Arrêtons-nous seulement sur quelques mots.
"Jésus fatigué par la route, s'était assis près d'un puits".
“Déjà
commence le mystère,
dit St Augustin. Car
- ce
n'est pas sans raison qu'est fatigué le Fils de Dieu qui est aussi la Force de
Dieu ;
- ce
n'est pas sans raison qu'est fatigué celui qui refait la force des fatigués;
- ce
n'est pas sans raison qu'est fatigué celui dont l'abandon cause nos fatigues,
dont la présence nous réconforte.
C'est
pour nous que Jésus est fatigué par la route”.
Ainsi nous trouvons Jésus qui est la Force
même ; et nous le trouvons fatigué. Jésus faible et fort.
- Fort, car "au commencement, avait dit St Jean dès le
début, était le Verbe et le Verbe était
Dieu ; et tout, par lui, a été fait, et sans lui rien n'a été fait".
+ Faible,
car "le Verbe s'est fait chair et il
a habité parmi nous".
- La Force de Christ a donné
l'existence à ce qui n’était pas.
+ La faiblesse
du Christ a préservé de la mort ce qui était.

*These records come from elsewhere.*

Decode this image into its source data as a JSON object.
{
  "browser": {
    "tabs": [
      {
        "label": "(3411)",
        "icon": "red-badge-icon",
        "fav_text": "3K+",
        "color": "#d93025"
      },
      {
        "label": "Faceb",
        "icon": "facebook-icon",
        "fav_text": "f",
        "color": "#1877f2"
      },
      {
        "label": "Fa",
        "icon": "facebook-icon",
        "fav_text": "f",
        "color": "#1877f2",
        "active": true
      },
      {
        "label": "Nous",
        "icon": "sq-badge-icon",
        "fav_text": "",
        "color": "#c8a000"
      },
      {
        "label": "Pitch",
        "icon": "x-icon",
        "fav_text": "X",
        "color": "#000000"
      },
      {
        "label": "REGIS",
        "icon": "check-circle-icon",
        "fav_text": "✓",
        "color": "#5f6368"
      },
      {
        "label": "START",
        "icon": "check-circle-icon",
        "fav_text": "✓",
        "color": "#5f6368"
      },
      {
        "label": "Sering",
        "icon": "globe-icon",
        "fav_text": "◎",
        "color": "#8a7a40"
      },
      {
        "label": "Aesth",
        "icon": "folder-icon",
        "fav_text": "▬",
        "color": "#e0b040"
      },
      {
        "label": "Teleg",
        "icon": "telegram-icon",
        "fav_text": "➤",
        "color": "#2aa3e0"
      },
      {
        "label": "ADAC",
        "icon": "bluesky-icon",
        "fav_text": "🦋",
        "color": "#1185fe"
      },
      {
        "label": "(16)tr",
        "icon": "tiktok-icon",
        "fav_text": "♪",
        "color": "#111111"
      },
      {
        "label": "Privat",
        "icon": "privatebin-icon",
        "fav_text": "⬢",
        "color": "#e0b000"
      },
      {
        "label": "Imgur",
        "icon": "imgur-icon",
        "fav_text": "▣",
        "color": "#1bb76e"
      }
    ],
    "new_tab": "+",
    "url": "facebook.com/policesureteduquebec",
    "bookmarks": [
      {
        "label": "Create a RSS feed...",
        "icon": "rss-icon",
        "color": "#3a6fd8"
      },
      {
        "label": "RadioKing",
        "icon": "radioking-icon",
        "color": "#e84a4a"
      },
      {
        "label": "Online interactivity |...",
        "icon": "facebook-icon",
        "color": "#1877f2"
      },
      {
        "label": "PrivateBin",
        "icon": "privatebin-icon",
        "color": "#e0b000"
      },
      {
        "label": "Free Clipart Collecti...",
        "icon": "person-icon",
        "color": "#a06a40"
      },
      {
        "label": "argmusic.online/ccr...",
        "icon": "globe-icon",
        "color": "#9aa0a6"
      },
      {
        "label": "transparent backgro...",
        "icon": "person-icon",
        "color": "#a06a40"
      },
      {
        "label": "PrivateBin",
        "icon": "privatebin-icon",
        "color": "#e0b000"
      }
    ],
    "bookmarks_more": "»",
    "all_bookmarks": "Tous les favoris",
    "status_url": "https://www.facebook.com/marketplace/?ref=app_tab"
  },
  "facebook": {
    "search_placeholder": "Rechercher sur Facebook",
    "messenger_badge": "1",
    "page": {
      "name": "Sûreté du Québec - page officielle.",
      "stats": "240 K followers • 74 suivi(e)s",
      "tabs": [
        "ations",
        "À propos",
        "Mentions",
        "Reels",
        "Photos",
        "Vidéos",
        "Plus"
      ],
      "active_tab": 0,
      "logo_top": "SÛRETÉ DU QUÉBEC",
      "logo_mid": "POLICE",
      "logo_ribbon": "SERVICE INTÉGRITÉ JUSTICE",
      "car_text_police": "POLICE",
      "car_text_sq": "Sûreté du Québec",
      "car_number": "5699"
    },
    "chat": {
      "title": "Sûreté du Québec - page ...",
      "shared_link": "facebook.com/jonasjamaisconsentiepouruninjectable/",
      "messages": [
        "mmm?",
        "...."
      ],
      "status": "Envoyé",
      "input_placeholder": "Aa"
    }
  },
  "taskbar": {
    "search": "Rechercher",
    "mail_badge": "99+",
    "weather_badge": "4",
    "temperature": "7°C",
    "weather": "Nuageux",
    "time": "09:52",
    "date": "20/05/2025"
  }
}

- Il nous a créés par sa Force.
+ Il nous a
rachetés par sa faiblesse.
Oui, Jésus est venu ; et c'est en
s'humiliant qu'il est venu au puits. Il est venu fatigué parce qu'il a porté la
faiblesse de la chair.
Car le Fils de Dieu incarné est à la
fois Dieu et homme, parfaitement Dieu et parfaitement homme. Dieu n'est pas
diminué en lui ; et l'homme qu'il est n'est pas incomplet : "Il s'est fait en tout semblable à nous hormis le péché", dira
Paul (Cf
hil 2.7 - I Co 5.21).
Et en même temps que la divinité du Christ,
St Jean aime, dans son évangile, souligner cette humanité du Christ,
semblable à la notre :
- Jésus pleure à la mort de Lazare, son
ami.
- Jésus fut tenté comme tout un chacun.
- Jésus fut fatigué, accessible à la
tristesse, au trouble.
- Jésus supporte la pauvreté de la crèche à
la croix
- Et finalement, il mourut
Et cette faiblesse, cette fatigue,
cette souffrance du Christ sont pour nous une immense leçon. Car, nous
aussi, comme Jésus, nous sommes fatigués, fatigués de notre condition de
pauvres pécheurs. La route est longue, semée d'embûches, de tentations, de
peines, de souffrances. Et pour nous aussi, elle aboutit a la mort, la mort de
notre corps et parfois la mort lente et non moins cruelle de nos aspirations
simplement humaines.
Mais ces souffrances nous font
participer aux souffrances, aux fatigues, à la passion de Jésus. Et dans
cette participation, dans l’adhésion par la foi à la passion de Jésus, nous
trouvons la vie, la vie véritable. "Nos souffrances a-t-on dit (1) nous
pouvons les offrir au Christ. Une fois offertes, elles ne nous appartiennent
plus ; elles sont siennes. Et mêlées aux souffrances du Christ, elles
participent alors à la Rédemption du monde...".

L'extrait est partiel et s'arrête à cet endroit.